Benefits and Drawbacks of GCL
Let’s have a look at the benefits and drawbacks of Graph Contrastive Learning.
- It is self-supervised learning so there is no need for any human annotations.
- By maximizing mutual information, GCL is used to generate multiple views of the same graph.
- Does not depend on the quality of data. It can operate on low-quality data.
- Due to data augmentation, information loss incurs.
- High probability of adversarial attack due to the discrete nature of edges and nodes in graphs.
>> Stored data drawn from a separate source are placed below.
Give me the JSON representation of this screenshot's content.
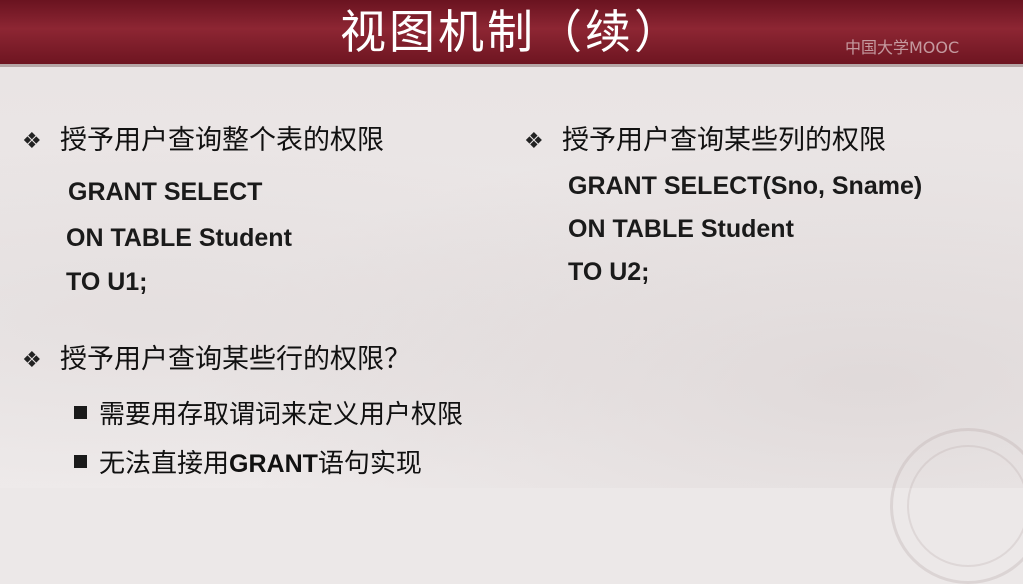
{
  "header": {
    "title": "视图机制（续）",
    "watermark": "中国大学MOOC"
  },
  "left": {
    "heading": "授予用户查询整个表的权限",
    "code": [
      "GRANT SELECT",
      "ON TABLE Student",
      "TO U1;"
    ]
  },
  "right": {
    "heading": "授予用户查询某些列的权限",
    "code": [
      "GRANT SELECT(Sno, Sname)",
      "ON TABLE Student",
      "TO U2;"
    ]
  },
  "rows": {
    "heading": "授予用户查询某些行的权限？",
    "sub1": "需要用存取谓词来定义用户权限",
    "sub2_prefix": "无法直接用",
    "sub2_keyword": "GRANT",
    "sub2_suffix": "语句实现"
  },
  "icons": {
    "bullet": "❖"
  }
}
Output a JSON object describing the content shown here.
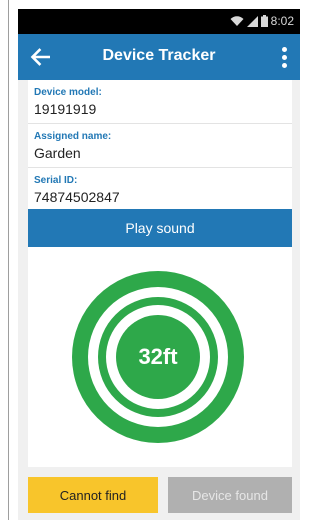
{
  "status_bar": {
    "time": "8:02",
    "icons": [
      "wifi-icon",
      "signal-icon",
      "battery-icon"
    ]
  },
  "app_bar": {
    "title": "Device Tracker",
    "back_icon": "arrow-left-icon",
    "menu_icon": "more-vertical-icon"
  },
  "device_info": [
    {
      "label": "Device model:",
      "value": "19191919"
    },
    {
      "label": "Assigned name:",
      "value": "Garden"
    },
    {
      "label": "Serial ID:",
      "value": "74874502847"
    }
  ],
  "play_sound": {
    "label": "Play sound"
  },
  "radar": {
    "distance": "32ft"
  },
  "actions": {
    "cannot_find": "Cannot find",
    "device_found": "Device found"
  },
  "colors": {
    "primary": "#2278b5",
    "radar_green": "#2ea84a",
    "cannot_find_yellow": "#f8c52b",
    "disabled_gray": "#b0b0b0"
  }
}
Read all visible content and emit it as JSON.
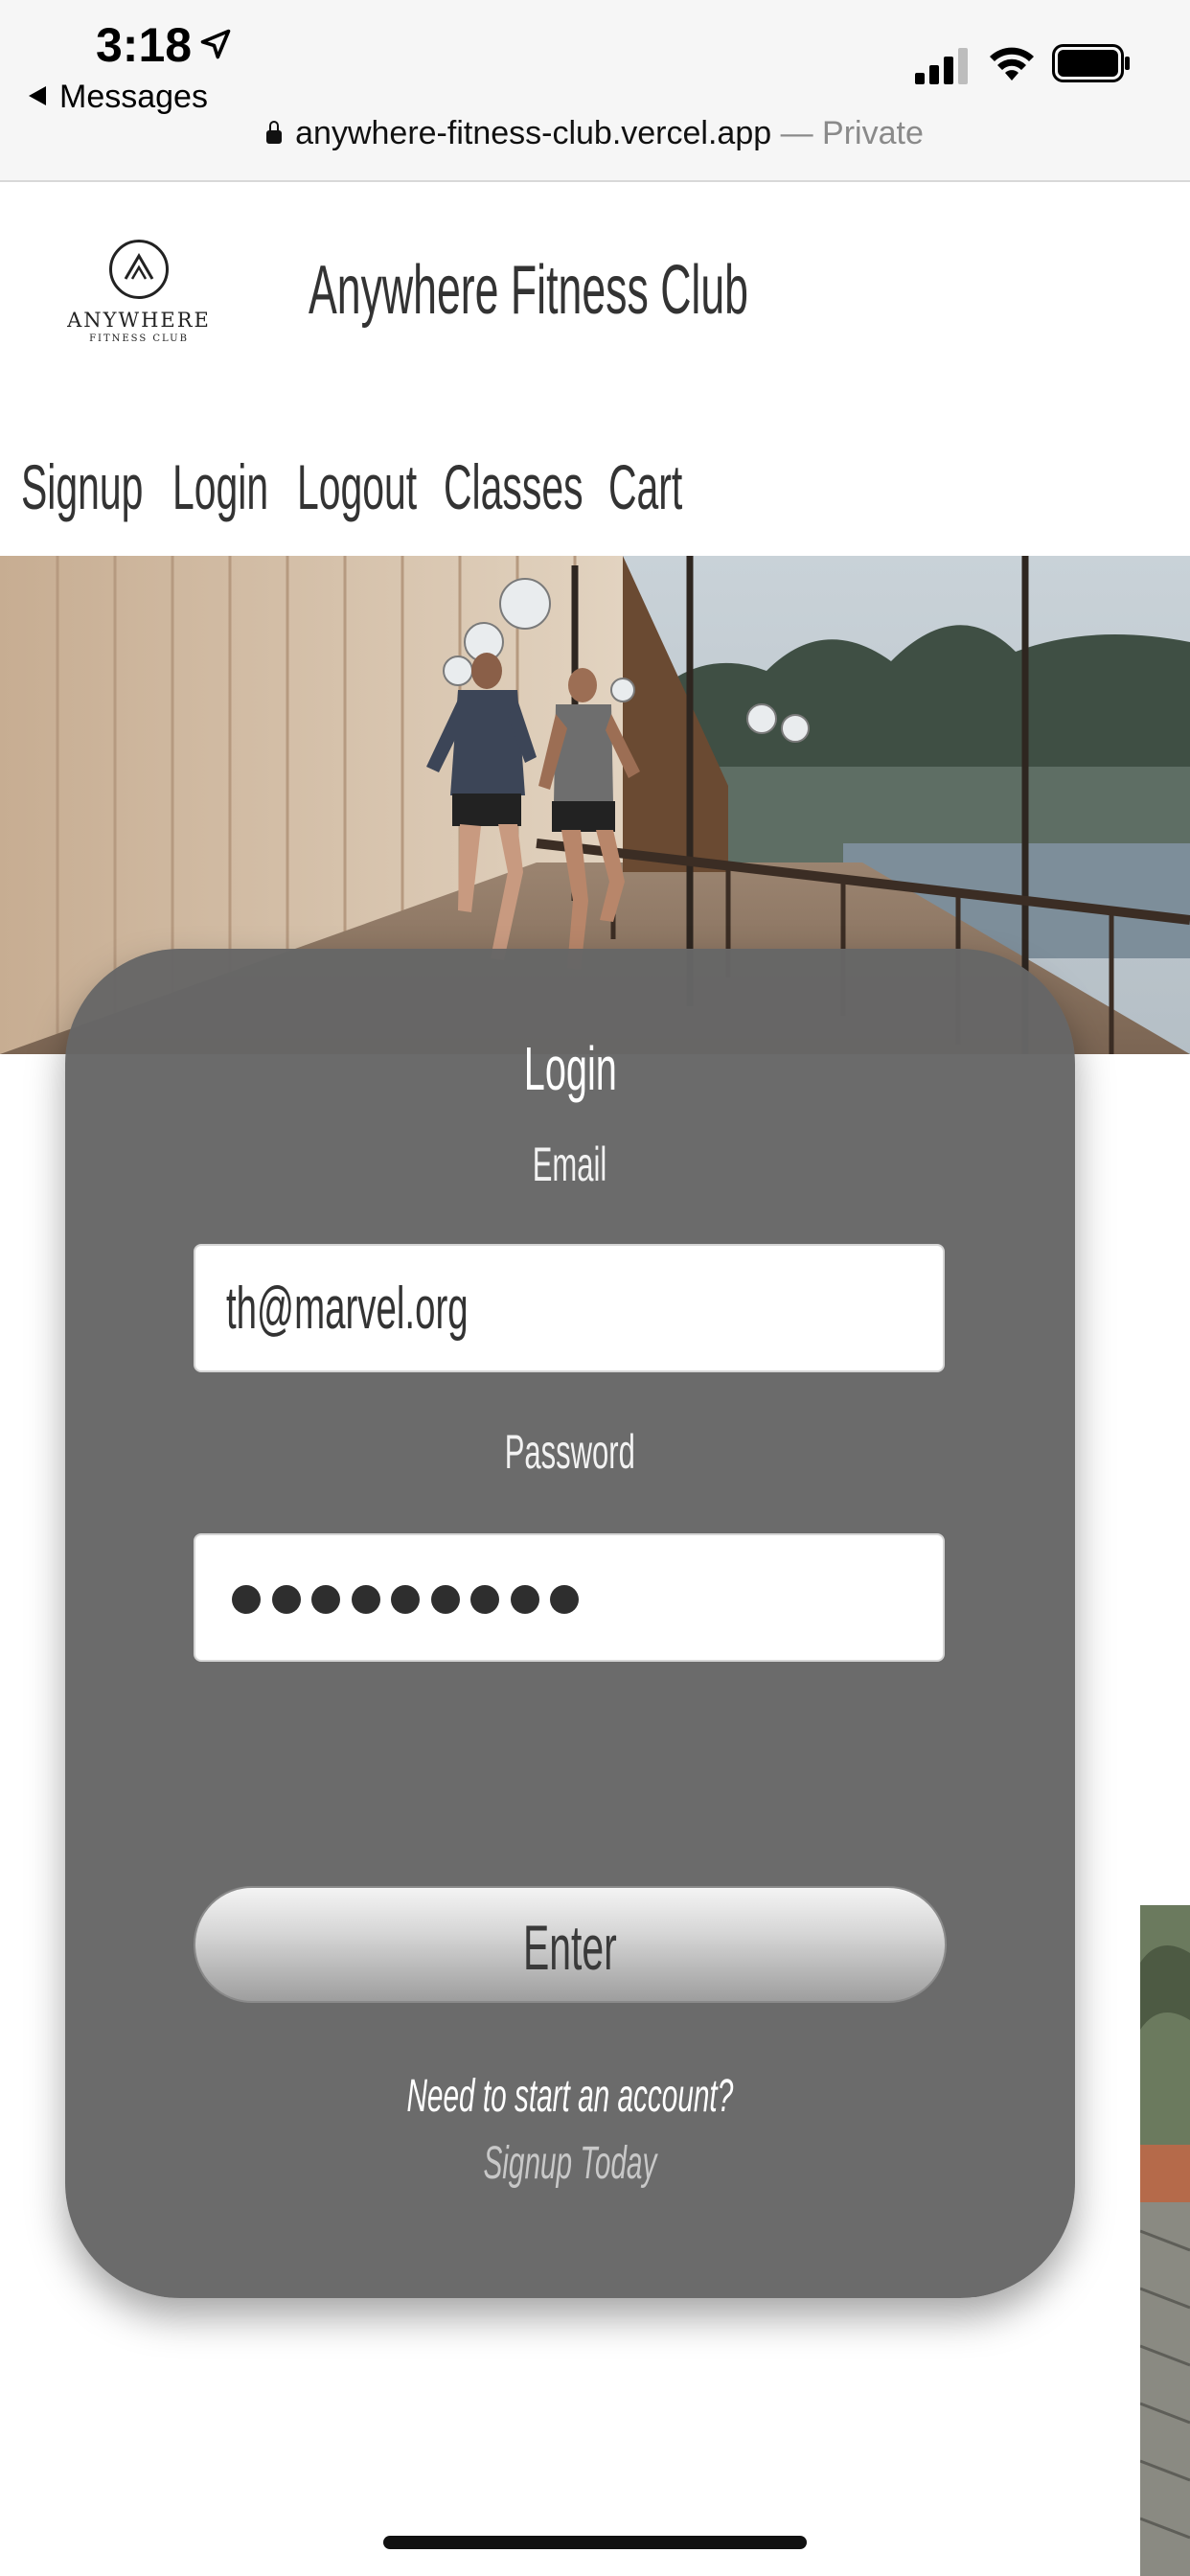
{
  "status_bar": {
    "time": "3:18",
    "back_label": "Messages",
    "icons": [
      "location-arrow-icon",
      "cellular-signal-icon",
      "wifi-icon",
      "battery-icon"
    ]
  },
  "browser": {
    "url": "anywhere-fitness-club.vercel.app",
    "private_label": " — Private"
  },
  "header": {
    "logo_text": "ANYWHERE",
    "logo_sub": "FITNESS CLUB",
    "site_title": "Anywhere Fitness Club"
  },
  "nav": {
    "items": [
      {
        "label": "Signup"
      },
      {
        "label": "Login"
      },
      {
        "label": "Logout"
      },
      {
        "label": "Classes"
      },
      {
        "label": "Cart"
      }
    ]
  },
  "login": {
    "title": "Login",
    "email_label": "Email",
    "email_value": "th@marvel.org",
    "password_label": "Password",
    "password_masked_count": 9,
    "enter_label": "Enter",
    "prompt": "Need to start an account?",
    "signup_link": "Signup Today"
  },
  "colors": {
    "card_bg": "#666666",
    "text_dark": "#333333",
    "link_muted": "#c8c8c8"
  }
}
- Speculative overfitting of the learner.
Application of GCL
- In the discipline of botany, GCL aids in the understanding of the molecular structure of various specimens, which may then be categorized further.
- Graph Contrast Learning aids in the addition of multiple colors to a certain picture.
- Context-aware prediction is aided by GCL. It aids in the completion of the context if certain elements are lacking.
- GCL might be utilised as a target’s pre-training model. This is referred to as knowledge transmission. Because it can operate with fewer amounts of data.
- GCL is used to determine the connection between several patches in a picture.
Graph Contrasting Learning is self-supervised learning which augments the data and based on the augmentation it learns different attributes about the data at root levels. In this article, we have discussed the functionality of GCL which helps to understand its back processes and where to implement this kind of learner.